Sadie Hawkins: Yay or Nay
Everyone has something to say about this year's dance
October 23, 2016
Sadie Hawkins is the newest topic around the halls of Dunbar. Everyone is buzzing about who’s taking who, and how the girls are asking their dates. It’s no shock that girls and guys have extremely differing opinions when it comes to a school dance, so our staff took to the halls to discover the varying ideas about this year’s dance. The event will take place on Nov. 2 in the Dunbar cafeteria.
Girls were asked their opinions of this dance being a “girls ask guys” deal, and the reactions ranged from excited to uninterested. Many girls liked that they had an opportunity to ask a guy to the Sadie Hawkins formal, while others were very opposed.
“I think that it’s a dance just like any other dance,” said sophomore Julia Welsh.
On the other hand, another sophomore, Rachel Wilkinson, thinks that the Sadie Hawkins formal is “a dumb concept.” Wilkinson does not think that girls will ask someone to the dance unless they have a really good guy friend or a boyfriend. The girls participating in true spirit of Sadie Hawkins will not only have to ask a guy, but they will also have to figure out how they will ask their date.
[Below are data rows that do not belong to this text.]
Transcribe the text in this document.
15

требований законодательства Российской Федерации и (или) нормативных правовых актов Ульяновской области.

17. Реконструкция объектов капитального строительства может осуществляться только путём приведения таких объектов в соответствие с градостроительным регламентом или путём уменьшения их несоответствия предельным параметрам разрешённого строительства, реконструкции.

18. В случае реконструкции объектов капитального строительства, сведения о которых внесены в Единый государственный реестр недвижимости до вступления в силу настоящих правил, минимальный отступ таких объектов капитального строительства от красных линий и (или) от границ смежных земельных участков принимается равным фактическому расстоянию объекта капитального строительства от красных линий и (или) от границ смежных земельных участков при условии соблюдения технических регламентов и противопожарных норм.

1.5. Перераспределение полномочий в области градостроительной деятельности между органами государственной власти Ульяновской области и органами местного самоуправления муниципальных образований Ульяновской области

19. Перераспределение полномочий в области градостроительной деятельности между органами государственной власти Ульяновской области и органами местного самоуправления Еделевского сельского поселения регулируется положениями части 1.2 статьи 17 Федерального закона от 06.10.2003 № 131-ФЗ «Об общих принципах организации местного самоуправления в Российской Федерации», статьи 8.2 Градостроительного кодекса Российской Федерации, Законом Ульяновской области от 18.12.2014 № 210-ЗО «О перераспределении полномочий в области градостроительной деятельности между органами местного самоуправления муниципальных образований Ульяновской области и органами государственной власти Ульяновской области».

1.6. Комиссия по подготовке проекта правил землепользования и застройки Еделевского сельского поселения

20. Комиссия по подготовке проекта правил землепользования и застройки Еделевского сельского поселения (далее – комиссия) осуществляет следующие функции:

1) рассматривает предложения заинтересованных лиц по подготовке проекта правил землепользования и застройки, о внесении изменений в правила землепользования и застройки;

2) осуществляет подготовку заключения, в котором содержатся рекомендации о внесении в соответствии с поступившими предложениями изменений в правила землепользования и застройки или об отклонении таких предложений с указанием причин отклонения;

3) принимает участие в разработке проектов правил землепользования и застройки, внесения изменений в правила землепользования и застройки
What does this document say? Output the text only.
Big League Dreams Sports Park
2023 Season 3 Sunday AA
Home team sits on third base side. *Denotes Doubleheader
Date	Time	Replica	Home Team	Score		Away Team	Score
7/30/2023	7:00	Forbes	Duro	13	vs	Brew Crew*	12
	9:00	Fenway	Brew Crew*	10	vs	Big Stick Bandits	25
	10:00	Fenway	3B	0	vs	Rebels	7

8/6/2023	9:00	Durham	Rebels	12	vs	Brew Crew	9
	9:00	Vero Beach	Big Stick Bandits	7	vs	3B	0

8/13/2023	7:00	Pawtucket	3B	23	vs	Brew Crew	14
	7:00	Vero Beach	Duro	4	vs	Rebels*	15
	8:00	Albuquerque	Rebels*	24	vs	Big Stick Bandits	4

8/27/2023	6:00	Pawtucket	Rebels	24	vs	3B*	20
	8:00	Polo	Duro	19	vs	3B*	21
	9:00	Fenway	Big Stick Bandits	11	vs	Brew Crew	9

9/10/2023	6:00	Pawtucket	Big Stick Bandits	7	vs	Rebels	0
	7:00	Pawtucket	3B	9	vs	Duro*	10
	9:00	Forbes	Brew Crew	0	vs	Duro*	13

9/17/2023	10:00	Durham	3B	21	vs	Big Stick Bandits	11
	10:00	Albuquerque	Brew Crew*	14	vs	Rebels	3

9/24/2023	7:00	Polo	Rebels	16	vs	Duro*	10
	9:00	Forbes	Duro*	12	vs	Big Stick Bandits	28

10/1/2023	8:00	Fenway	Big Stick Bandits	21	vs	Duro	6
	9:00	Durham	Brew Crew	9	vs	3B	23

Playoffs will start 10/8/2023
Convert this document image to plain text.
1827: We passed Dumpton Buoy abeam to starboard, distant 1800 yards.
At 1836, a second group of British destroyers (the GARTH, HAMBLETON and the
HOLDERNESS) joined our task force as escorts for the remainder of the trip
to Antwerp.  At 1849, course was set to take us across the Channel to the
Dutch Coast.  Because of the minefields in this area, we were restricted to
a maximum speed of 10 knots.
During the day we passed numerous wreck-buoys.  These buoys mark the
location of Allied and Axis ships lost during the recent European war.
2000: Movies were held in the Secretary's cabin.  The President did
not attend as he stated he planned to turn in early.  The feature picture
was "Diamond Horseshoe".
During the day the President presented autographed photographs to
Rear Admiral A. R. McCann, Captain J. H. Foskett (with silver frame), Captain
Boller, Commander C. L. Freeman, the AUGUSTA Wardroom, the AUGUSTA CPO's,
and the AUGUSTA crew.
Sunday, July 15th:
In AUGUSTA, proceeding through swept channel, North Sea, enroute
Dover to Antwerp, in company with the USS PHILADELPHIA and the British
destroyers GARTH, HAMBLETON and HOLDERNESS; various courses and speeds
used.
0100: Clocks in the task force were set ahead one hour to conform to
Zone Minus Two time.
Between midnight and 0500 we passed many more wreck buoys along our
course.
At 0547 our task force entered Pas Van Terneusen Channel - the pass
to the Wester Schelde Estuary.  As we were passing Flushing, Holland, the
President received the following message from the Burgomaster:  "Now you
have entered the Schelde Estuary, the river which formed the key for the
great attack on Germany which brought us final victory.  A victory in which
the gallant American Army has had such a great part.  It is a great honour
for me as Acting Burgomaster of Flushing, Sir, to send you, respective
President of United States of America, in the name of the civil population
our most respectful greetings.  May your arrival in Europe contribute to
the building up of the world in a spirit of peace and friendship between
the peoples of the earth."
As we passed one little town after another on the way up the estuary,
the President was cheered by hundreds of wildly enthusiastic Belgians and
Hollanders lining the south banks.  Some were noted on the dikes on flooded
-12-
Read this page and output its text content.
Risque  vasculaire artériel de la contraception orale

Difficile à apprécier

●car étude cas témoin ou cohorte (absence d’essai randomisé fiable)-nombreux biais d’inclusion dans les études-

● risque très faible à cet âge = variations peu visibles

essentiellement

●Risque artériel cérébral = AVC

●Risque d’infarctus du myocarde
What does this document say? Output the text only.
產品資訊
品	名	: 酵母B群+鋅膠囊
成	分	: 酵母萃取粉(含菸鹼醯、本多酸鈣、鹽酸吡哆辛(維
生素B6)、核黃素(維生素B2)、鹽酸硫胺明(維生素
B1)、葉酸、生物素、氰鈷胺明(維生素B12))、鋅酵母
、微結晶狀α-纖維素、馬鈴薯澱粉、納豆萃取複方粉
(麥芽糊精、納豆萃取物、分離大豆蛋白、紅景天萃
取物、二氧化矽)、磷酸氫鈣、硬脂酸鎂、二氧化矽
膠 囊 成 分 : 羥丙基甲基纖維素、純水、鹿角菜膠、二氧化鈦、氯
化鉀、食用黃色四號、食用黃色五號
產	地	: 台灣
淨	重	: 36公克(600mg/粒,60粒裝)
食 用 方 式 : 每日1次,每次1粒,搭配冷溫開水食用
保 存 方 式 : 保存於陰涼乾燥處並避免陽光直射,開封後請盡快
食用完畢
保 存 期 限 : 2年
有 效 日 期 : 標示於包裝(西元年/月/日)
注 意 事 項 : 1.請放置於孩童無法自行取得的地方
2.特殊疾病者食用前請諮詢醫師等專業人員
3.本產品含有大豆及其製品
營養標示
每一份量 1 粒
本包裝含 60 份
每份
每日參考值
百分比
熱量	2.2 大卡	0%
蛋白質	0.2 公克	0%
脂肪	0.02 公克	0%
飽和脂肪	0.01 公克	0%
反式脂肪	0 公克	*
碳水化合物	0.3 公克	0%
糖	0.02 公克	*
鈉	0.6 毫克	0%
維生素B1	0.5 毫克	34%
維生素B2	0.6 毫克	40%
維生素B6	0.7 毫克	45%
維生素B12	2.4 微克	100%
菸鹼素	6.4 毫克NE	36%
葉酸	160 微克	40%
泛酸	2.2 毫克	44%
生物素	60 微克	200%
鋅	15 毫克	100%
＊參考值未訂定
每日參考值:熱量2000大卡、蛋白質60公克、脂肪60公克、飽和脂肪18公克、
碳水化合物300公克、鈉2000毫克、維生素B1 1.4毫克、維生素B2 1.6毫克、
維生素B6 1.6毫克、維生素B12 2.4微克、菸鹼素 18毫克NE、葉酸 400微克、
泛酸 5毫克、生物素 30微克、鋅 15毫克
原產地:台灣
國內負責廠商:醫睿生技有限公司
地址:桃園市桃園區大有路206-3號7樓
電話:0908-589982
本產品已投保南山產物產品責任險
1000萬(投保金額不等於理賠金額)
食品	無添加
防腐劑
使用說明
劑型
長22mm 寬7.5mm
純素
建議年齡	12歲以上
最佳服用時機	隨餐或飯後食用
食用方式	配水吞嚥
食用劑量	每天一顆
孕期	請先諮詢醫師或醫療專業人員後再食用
When a girl asks a guy to Sadie Hawkins, she basically has two options: go all out and make something over-the-top or keep it low-key and simple. Surprisingly, many of the girls interviewed preferred to ask in a simple manner. “I think going really extravagant puts a lot of pressure on everybody involved,” said junior Maddie Carter.
Most girls opt to play it safe, but a few are waiting to decide how to ask until they know who they are going to ask. Mandy Dryer, a freshman, explains this when she says “it kind of depends on the person you ask. It depends on if they’re a shy person or outgoing.”
Guys at Dunbar had extremely varying reactions when asked how they felt about a girl asking them to the Sadie Hawkins formal.
“The gender roles have been reversed,” said junior Zach Hall. “It throws you off because guys are so used to being able to take charge.”
Adrian Finley, a senior, saw the role reversal in a different light.
“It’s different,” said Finley. “As a guy, you don’t have feel pressured to ask someone.”
Then the subject of how they wanted to be asked arose. Again, their reactions were mixed. The comfortable, confident guys typically preferred to be asked in an outgoing, gaudy manner, while the quiet, somewhat shy guys wanted to be asked simply.
Jimmy Rutherford, a junior, emphatically stated that he would like to be asked in a “big, over-the-top way” to match his so-called “big, 0ver-the-top” personality.
Junior Adam Rogers was brutally honest when asked how he would want to be asked to Sadie’s.
“I’d want them to ask me in a small way because then I’d feel a whole lot less awful after I reject them,” said Rogers. “That way, they’re not left thinking ‘what am I going to do with these Jordans I bought for my Sadie’s-posal.’”
Unlike the girls at Dunbar, guys here are feeling no stress about the Sadie Hawkins dance.